The nation has become giddy about the second longest bull market in history, extending now -- the turmoil of the past week notwithstanding -- some 95 months after the trough of the Great Recession. Though there may have been times over the last nine years or so when the economic future seemed to be in peril, right now most parts of the economy look reasonably strong.
But the good fortune is not shared by many city governments. Cities, which are arguably our great engines of economic growth (and the major contributor to the GDP), have been slow to see their general funds return to pre-recessionary levels. The fault lies not in their stars but in the structure of their tax systems.
Data I and my colleagues collected for the National League of Cities shows that more than a decade after the Great Recession constant-dollar general fund revenues are only now beginning to reach the levels they enjoyed prior to 2007. By contrast, states' general funds, according to data from the National Association of State Budget Officers' Fiscal Survey of the States, rebounded to pre-recessionary levels by 2013. Almost exactly the same phenomenon was experienced by the federal government.
Why haven't the cities enjoyed the same kind of revival of their general funds as have the states and federal government? It's because cities' fiscal architecture is not well aligned with the underlying economy. For example, the more progressive nature of the federal income tax and the inclusion of capital gains as a taxable item in most states has meant that record-breaking stock markets have buoyed their general funds. Not so with cities.

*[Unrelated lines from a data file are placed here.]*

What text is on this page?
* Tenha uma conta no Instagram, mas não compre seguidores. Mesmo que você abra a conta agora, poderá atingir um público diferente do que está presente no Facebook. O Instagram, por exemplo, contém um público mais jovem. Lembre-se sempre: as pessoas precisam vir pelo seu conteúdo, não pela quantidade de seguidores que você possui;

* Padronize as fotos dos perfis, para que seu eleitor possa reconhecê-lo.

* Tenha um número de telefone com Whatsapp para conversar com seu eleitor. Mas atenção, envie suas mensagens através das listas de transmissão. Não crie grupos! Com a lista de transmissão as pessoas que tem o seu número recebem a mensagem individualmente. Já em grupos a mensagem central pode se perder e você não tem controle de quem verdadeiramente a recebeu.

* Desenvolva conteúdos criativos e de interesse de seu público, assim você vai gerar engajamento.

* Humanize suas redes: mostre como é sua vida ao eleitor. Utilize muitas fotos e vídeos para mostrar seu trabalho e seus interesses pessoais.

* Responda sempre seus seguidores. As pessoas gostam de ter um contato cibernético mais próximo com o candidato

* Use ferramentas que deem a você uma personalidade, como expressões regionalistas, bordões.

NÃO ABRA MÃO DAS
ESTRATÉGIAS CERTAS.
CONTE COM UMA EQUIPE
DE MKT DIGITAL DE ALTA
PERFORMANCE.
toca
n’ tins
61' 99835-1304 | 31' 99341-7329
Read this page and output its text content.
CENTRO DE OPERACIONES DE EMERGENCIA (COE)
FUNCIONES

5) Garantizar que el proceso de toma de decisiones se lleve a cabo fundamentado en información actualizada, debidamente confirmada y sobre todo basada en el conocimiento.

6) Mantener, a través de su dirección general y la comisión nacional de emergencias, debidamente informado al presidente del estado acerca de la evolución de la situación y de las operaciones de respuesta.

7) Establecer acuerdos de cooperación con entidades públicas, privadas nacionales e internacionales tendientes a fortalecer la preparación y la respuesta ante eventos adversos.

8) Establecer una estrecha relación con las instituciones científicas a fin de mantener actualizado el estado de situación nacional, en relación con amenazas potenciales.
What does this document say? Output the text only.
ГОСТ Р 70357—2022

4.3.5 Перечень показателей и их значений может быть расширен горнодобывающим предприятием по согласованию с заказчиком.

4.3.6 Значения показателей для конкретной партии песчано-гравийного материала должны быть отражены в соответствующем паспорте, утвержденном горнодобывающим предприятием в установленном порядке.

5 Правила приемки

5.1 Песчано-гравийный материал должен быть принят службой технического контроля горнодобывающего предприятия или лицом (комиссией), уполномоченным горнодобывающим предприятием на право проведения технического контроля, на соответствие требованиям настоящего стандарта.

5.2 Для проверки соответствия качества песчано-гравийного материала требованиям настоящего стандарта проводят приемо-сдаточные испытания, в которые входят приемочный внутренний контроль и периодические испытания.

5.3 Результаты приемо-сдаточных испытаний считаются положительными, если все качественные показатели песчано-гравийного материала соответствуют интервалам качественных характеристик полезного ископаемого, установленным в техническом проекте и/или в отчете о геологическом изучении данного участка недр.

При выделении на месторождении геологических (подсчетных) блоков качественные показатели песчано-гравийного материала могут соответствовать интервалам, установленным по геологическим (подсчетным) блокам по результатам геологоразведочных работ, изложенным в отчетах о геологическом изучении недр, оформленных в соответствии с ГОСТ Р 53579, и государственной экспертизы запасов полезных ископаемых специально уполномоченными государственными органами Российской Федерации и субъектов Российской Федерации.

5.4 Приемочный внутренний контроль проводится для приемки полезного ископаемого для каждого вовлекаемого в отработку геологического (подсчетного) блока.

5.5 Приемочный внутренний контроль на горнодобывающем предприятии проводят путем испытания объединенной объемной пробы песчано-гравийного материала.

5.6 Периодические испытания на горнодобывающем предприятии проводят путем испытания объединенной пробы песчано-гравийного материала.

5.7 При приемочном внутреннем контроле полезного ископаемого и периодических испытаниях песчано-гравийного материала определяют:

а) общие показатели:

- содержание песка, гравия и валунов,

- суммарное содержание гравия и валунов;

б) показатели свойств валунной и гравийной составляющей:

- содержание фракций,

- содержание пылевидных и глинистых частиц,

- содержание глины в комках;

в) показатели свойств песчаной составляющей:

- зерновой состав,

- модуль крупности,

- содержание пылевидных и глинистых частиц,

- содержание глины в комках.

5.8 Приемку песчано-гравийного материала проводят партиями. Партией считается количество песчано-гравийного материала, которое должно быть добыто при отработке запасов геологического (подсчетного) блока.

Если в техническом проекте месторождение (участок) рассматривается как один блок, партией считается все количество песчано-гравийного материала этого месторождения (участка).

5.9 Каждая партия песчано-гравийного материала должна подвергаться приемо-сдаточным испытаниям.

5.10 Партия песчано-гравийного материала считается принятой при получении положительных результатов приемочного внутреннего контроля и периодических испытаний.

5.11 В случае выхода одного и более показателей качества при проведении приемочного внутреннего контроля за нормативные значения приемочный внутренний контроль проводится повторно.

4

Approximately three-fourths of total municipal revenues are raised directly by cities. Of that amount, approximately one-third is derived from the property tax. Sales taxes account for 18 percent and user charges contribute 37 percent. The remainder, or one-fourth of total municipal revenues, consists of transfers, mostly from state and federal governments, that are largely earmarked for specific programs.
New York City is the one significant exception among the nation's large cities. While it does have a property tax, like other municipalities, it also relies on a progressive income tax and a tax on capital gains.
Property taxes do not automatically respond to a booming stock market. On the positive side, they can remain stable even when the stock market tanks. But that's a story for another economic cycle.
The growth rate in property tax collections has slowed from consistently strong levels in the 1990s and 2000s to their more-modest growth levels of the 1980s and early 1990s. Property-value growth rates do not mirror the post-recessionary growth of the GDP.
Taxable sales, which are a revenue source for more than half of America's cities, have also been slow to respond to hearty economic times. This has been particularly true as the economy has shifted from one reliant on manufacturing to one in which services have been the great growth sector. But many services are not taxed, so much of that consumption part of the economy doesn't accrue to the cities' revenue streams. And until the Supreme Court's recent ruling, many e-market transactions and online catalog sales escaped city taxation as well.
But as every local-government policymaker knows only too well, there are significant challenges to bringing in more cash. For one thing, property taxes have long been held to be the most unpopular levy, which can make increases a politically risky move. Just a few months ago, for example, the Nashville Metro Council voted by a hair's breadth to reject an increase in property taxes that would have brought an estimated $150 million in new revenue into the city. The result? Promised cost-of-living increases for city employees were put on hold. Such is the extreme and ongoing nature of this issue that in 2008 the sociologist Isaac William Martin wrote a book -- whose substance still applies -- titled The Permanent Tax Revolt.
To make matters worse, even cities that would like to structure their tax systems in a way that could avoid relying so heavily on property taxes are often prevented from doing so by state controls. Things haven't changed much from the way they were about a decade ago, when I contributed to an article for Governing. A number of states, it reported, "hold local revenue streams hostage, even though most state and local tax experts agree that giving localities greater flexibility or breathing room -- with appropriate controls by the state, of course -- is solid fiscal policy."
Cities need to more closely align their fiscal architecture with their underlying economies, potentially by expanding the sales tax to more services or adding other streams of revenue. If cities' revenues more closely reflected their economies, their fiscal conditions would be in a stronger position today than they were prior to the Great Recession.